At the same time, vampire fiction didn’t progress very far, creating few memorable novels until Interview with the Vampire came out. Anne Rice reinvented the genre, creating imaginative, complex stories with century old vampires casually walking through immortality. Interview with the Vampire introduced sexy vampires who we wanted to see survive; hell we wanted to join them, to be them. Except as these novels veered away from their horror roots, they became more mainstream.
Finally vampires were relatable, though still feared. Vampires weren’t yet redeemable, and the slaughter of the immortals continued. The vampires who survived were the ones in comedies, not our rockstar Lost Boy vamps. There have been few major vampire films part from a handful of classics (Lost Boys, Interview, Dracula), most were relegated to direct-to-video status. Even the cult classics (Fright Night, Near Dark, or Vamp) were small by Hollywood’s standards.
The 90s began the wave of softer vampires. Buffy the Vampire Slayer gave us yet another comedy undermining the power of vampires. The tv series had many redeeming qualities to make up for the film but there was also this ever present mass murder of vampires; Buffy has a lot to answer for. We also got the Vampire Diaries, which has finally panned out in recent years. The original novels gave us teens sex young vampires.

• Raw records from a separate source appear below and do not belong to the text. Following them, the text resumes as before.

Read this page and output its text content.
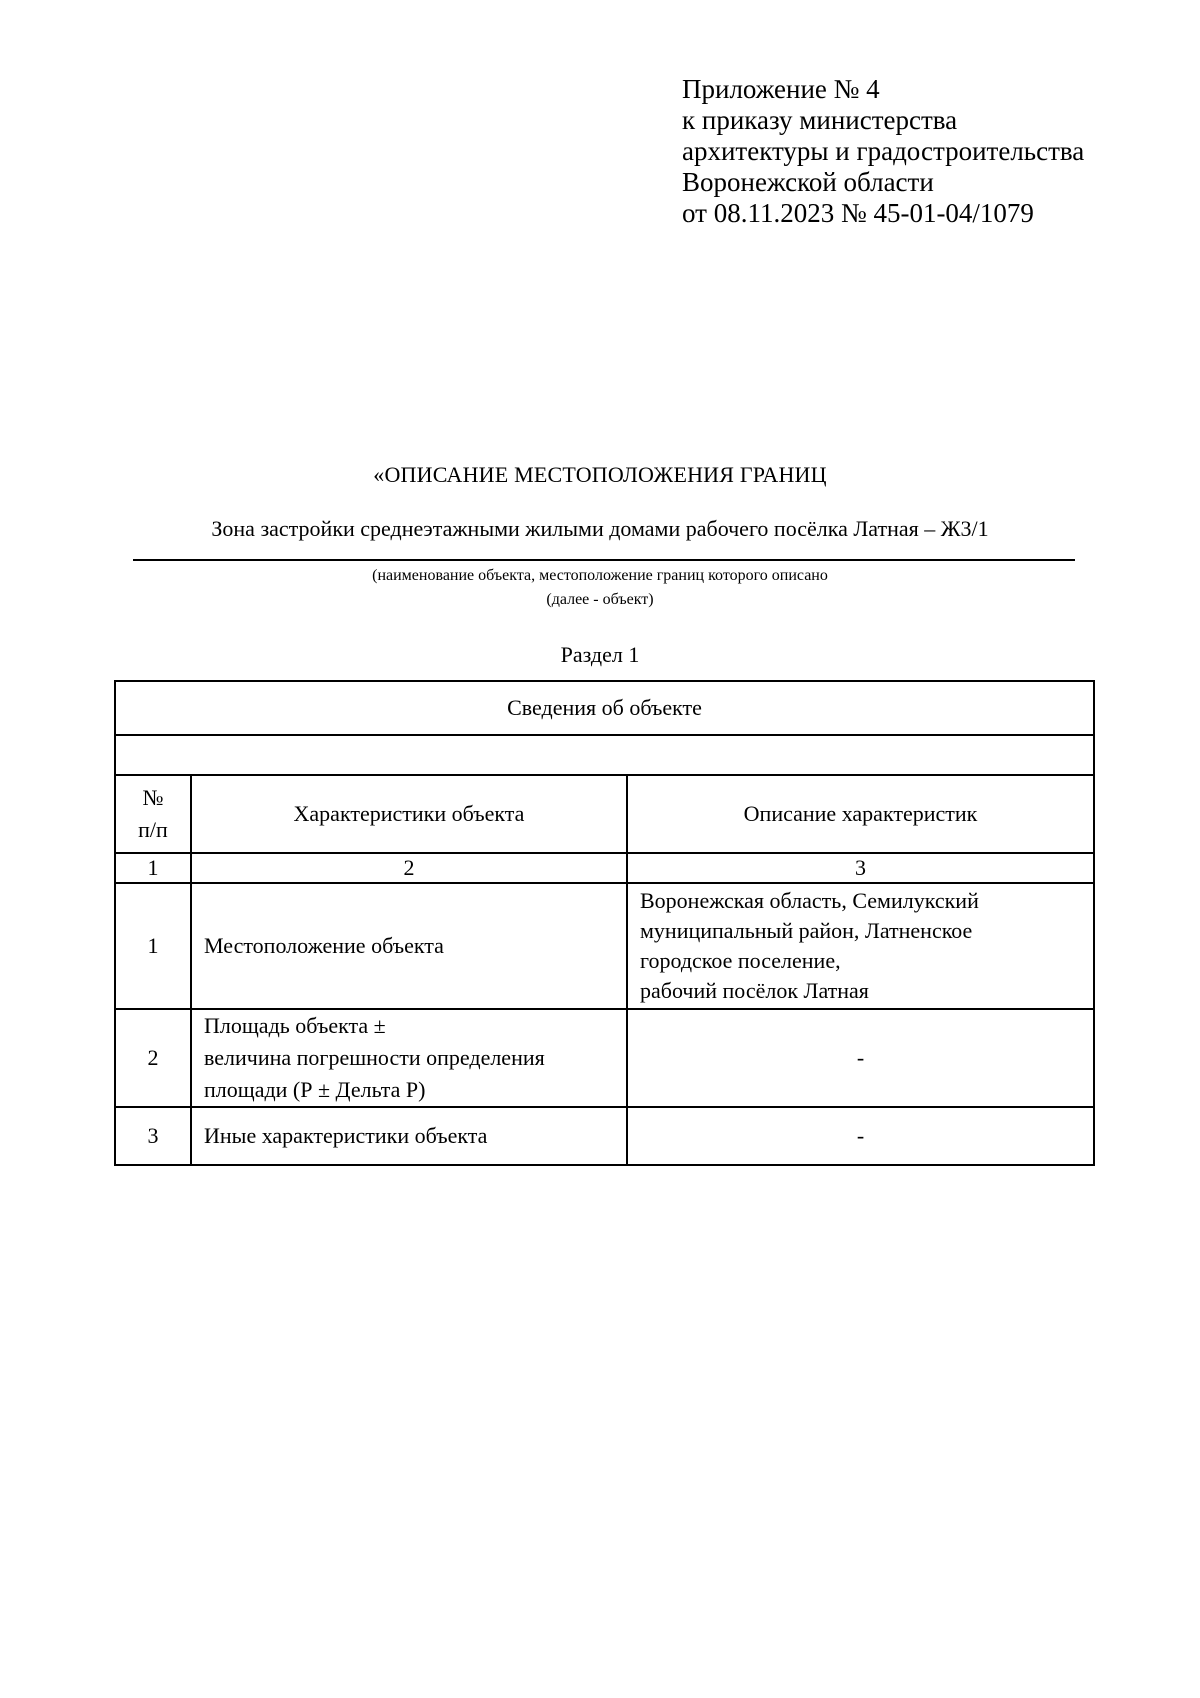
Приложение № 4
к приказу министерства
архитектуры и градостроительства
Воронежской области
от 08.11.2023 № 45-01-04/1079
«ОПИСАНИЕ МЕСТОПОЛОЖЕНИЯ ГРАНИЦ
Зона застройки среднеэтажными жилыми домами рабочего посёлка Латная – Ж3/1
(наименование объекта, местоположение границ которого описано
(далее - объект)
Раздел 1
Сведения об объекте		

№
п/п	Характеристики объекта	Описание характеристик
1	2	3
1	Местоположение объекта	Воронежская область, Семилукский
муниципальный район, Латненское
городское поселение,
рабочий посёлок Латная

2	Площадь объекта ±
величина погрешности определения
площади (Р ± Дельта Р)	-

3	Иные характеристики объекта	-
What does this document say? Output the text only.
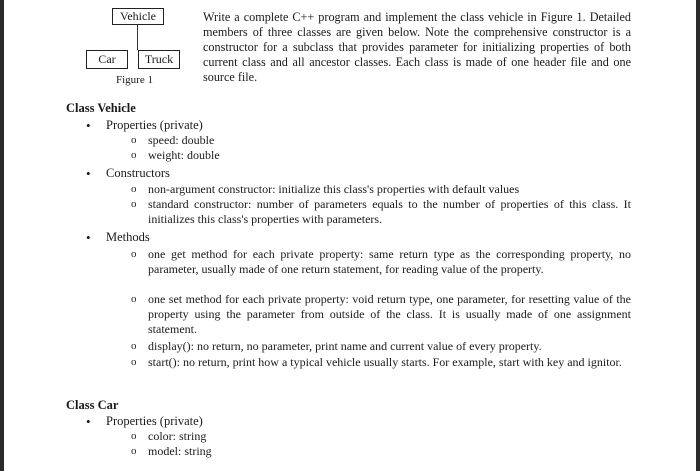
Vehicle
Car	Truck
Figure 1
Write a complete C++ program and implement the class vehicle in Figure 1. Detailed members of three classes are given below. Note the comprehensive constructor is a constructor for a subclass that provides parameter for initializing properties of both current class and all ancestor classes. Each class is made of one header file and one source file.
Class Vehicle
• Properties (private)
o speed: double
o weight: double
• Constructors
o non-argument constructor: initialize this class's properties with default values
o standard constructor: number of parameters equals to the number of properties of this class. It initializes this class's properties with parameters.
• Methods
o one get method for each private property: same return type as the corresponding property, no parameter, usually made of one return statement, for reading value of the property.
o one set method for each private property: void return type, one parameter, for resetting value of the property using the parameter from outside of the class. It is usually made of one assignment statement.
o display(): no return, no parameter, print name and current value of every property.
o start(): no return, print how a typical vehicle usually starts. For example, start with key and ignitor.
Class Car
• Properties (private)
o color: string
o model: string
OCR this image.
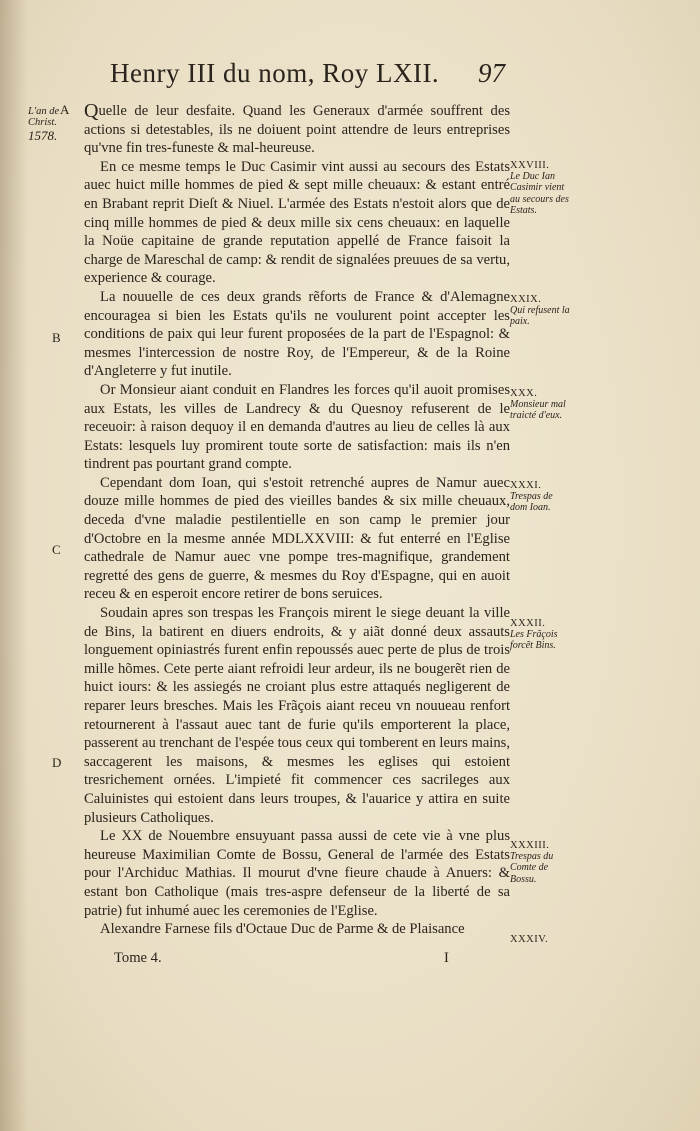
Henry III du nom, Roy LXII.	97
L'an de
Christ.
1578.
A
B
C
D

Quelle de leur desfaite. Quand les Generaux d'armée souffrent des actions si detestables, ils ne doiuent point attendre de leurs entreprises qu'vne fin tres-funeste & mal-heureuse.

En ce mesme temps le Duc Casimir vint aussi au secours des Estats auec huict mille hommes de pied & sept mille cheuaux: & estant entré en Brabant reprit Dieſt & Niuel. L'armée des Estats n'estoit alors que de cinq mille hommes de pied & deux mille six cens cheuaux: en laquelle la Noüe capitaine de grande reputation appellé de France faisoit la charge de Mareschal de camp: & rendit de signalées preuues de sa vertu, experience & courage.

La nouuelle de ces deux grands rẽforts de France & d'Alemagne encouragea si bien les Estats qu'ils ne voulurent point accepter les conditions de paix qui leur furent proposées de la part de l'Espagnol: & mesmes l'intercession de nostre Roy, de l'Empereur, & de la Roine d'Angleterre y fut inutile.

Or Monsieur aiant conduit en Flandres les forces qu'il auoit promises aux Estats, les villes de Landrecy & du Quesnoy refuserent de le receuoir: à raison dequoy il en demanda d'autres au lieu de celles là aux Estats: lesquels luy promirent toute sorte de satisfaction: mais ils n'en tindrent pas pourtant grand compte.

Cependant dom Ioan, qui s'estoit retrenché aupres de Namur auec douze mille hommes de pied des vieilles bandes & six mille cheuaux, deceda d'vne maladie pestilentielle en son camp le premier jour d'Octobre en la mesme année MDLXXVIII: & fut enterré en l'Eglise cathedrale de Namur auec vne pompe tres-magnifique, grandement regretté des gens de guerre, & mesmes du Roy d'Espagne, qui en auoit receu & en esperoit encore retirer de bons seruices.

Soudain apres son trespas les François mirent le siege deuant la ville de Bins, la batirent en diuers endroits, & y aiãt donné deux assauts longuement opiniastrés furent enfin repoussés auec perte de plus de trois mille hõmes. Cete perte aiant refroidi leur ardeur, ils ne bougerẽt rien de huict iours: & les assiegés ne croiant plus estre attaqués negligerent de reparer leurs bresches. Mais les Frãçois aiant receu vn nouueau renfort retournerent à l'assaut auec tant de furie qu'ils emporterent la place, passerent au trenchant de l'espée tous ceux qui tomberent en leurs mains, saccagerent les maisons, & mesmes les eglises qui estoient tresrichement ornées. L'impieté fit commencer ces sacrileges aux Caluinistes qui estoient dans leurs troupes, & l'auarice y attira en suite plusieurs Catholiques.

Le XX de Nouembre ensuyuant passa aussi de cete vie à vne plus heureuse Maximilian Comte de Bossu, General de l'armée des Estats pour l'Archiduc Mathias. Il mourut d'vne fieure chaude à Anuers: & estant bon Catholique (mais tres-aspre defenseur de la liberté de sa patrie) fut inhumé auec les ceremonies de l'Eglise.

Alexandre Farnese fils d'Octaue Duc de Parme & de Plaisance

XXVIII.
Le Duc Ian Casimir vient au secours des Estats.
XXIX.
Qui refusent la paix.
XXX.
Monsieur mal traicté d'eux.
XXXI.
Trespas de dom Ioan.
XXXII.
Les Frãçois forcẽt Bins.
XXXIII.
Trespas du Comte de Bossu.
XXXIV.
Tome 4.	I
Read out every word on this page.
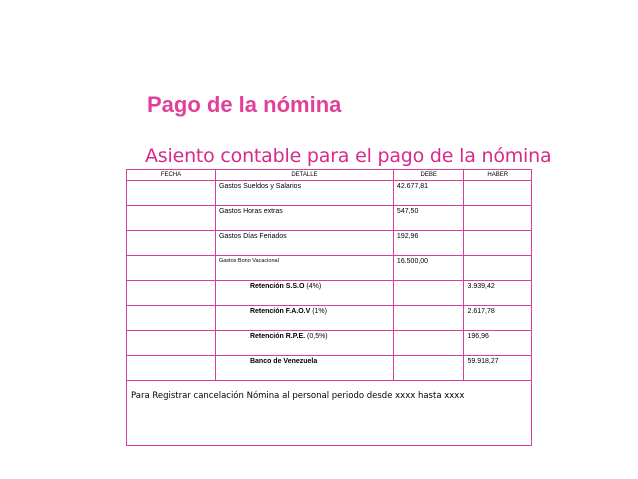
Pago de la nómina
Asiento contable para el pago de la nómina
FECHA	DETALLE	DEBE	HABER
	Gastos Sueldos y Salarios	42.677,81	
	Gastos Horas extras	547,50	
	Gastos Días Feriados	192,96	
	Gastos Bono Vacacional	16.500,00	
	Retención S.S.O (4%)		3.939,42
	Retención F.A.O.V (1%)		2.617,78
	Retención R.P.E. (0,5%)		196,96
	Banco de Venezuela		59.918,27
Para Registrar cancelación Nómina al personal periodo desde xxxx hasta xxxx			
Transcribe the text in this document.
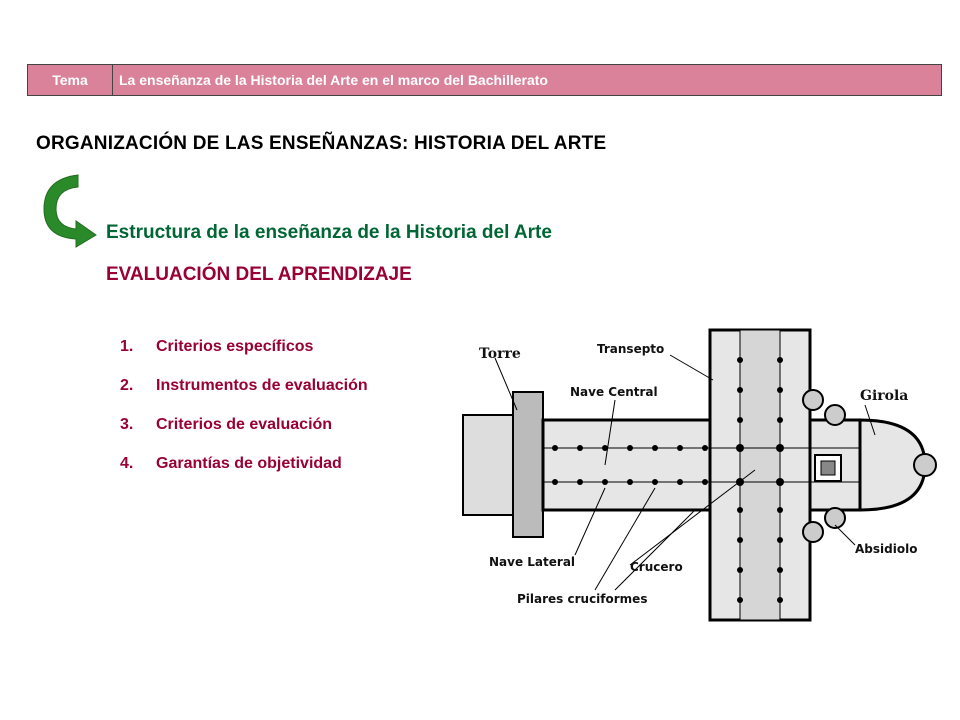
Tema	La enseñanza de la Historia del Arte en el marco del Bachillerato
ORGANIZACIÓN DE LAS ENSEÑANZAS: HISTORIA DEL ARTE
Estructura de la enseñanza de la Historia del Arte
EVALUACIÓN DEL APRENDIZAJE
1. Criterios específicos
2. Instrumentos de evaluación
3. Criterios de evaluación
4. Garantías de objetividad
Torre	Transepto
Nave Central	Girola
Nave Lateral	Crucero
Absidiolo
Pilares cruciformes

Enter our current era and the birth of Twilight. Much has been written about Twilight. Enough said, for now. Between Blade, Bloodrayne and the Underworld series of films we’ve had action movies focused around vampires killing vampires worse than themselves. We’ve also had more comedies and parodies, Dark Shadows and Vampires Suck to name just two. None of these films is adding much credibility to vampires.
Look at the handful of good vampire films, The Lost Boys, Frostbite, Daybreakers, Near Dark, Interview with the Vampire, Bram Stoker’s Dracula, would make my list of top films, but only a few tick every box. I want to see fanged, bloodthirsty, sexy & attractive vampires who are not only the main characters but survive the film. All too often Hollywood treats the vampire as social sin or disease to cure. Give vampires fangs and let them get to it. Don’t make it a comedy, the film is meant to scare and thrill the viewer. Aside from the awful slaughter of vampires, Lost Boys remains one of my top picks. Frostbite makes up for the unnecessary killing, giving us less zombie-like creatures.
What do the good films have in common? Fangs and other good special effects. Solid original story lines. And the best ones, vampires who survive. However looking at what Hollywood has been producing in the last few years, either bankable love stories or remakes, and it’s unlikely we’ll see a good big-budget vampire film any time soon. But we can hope.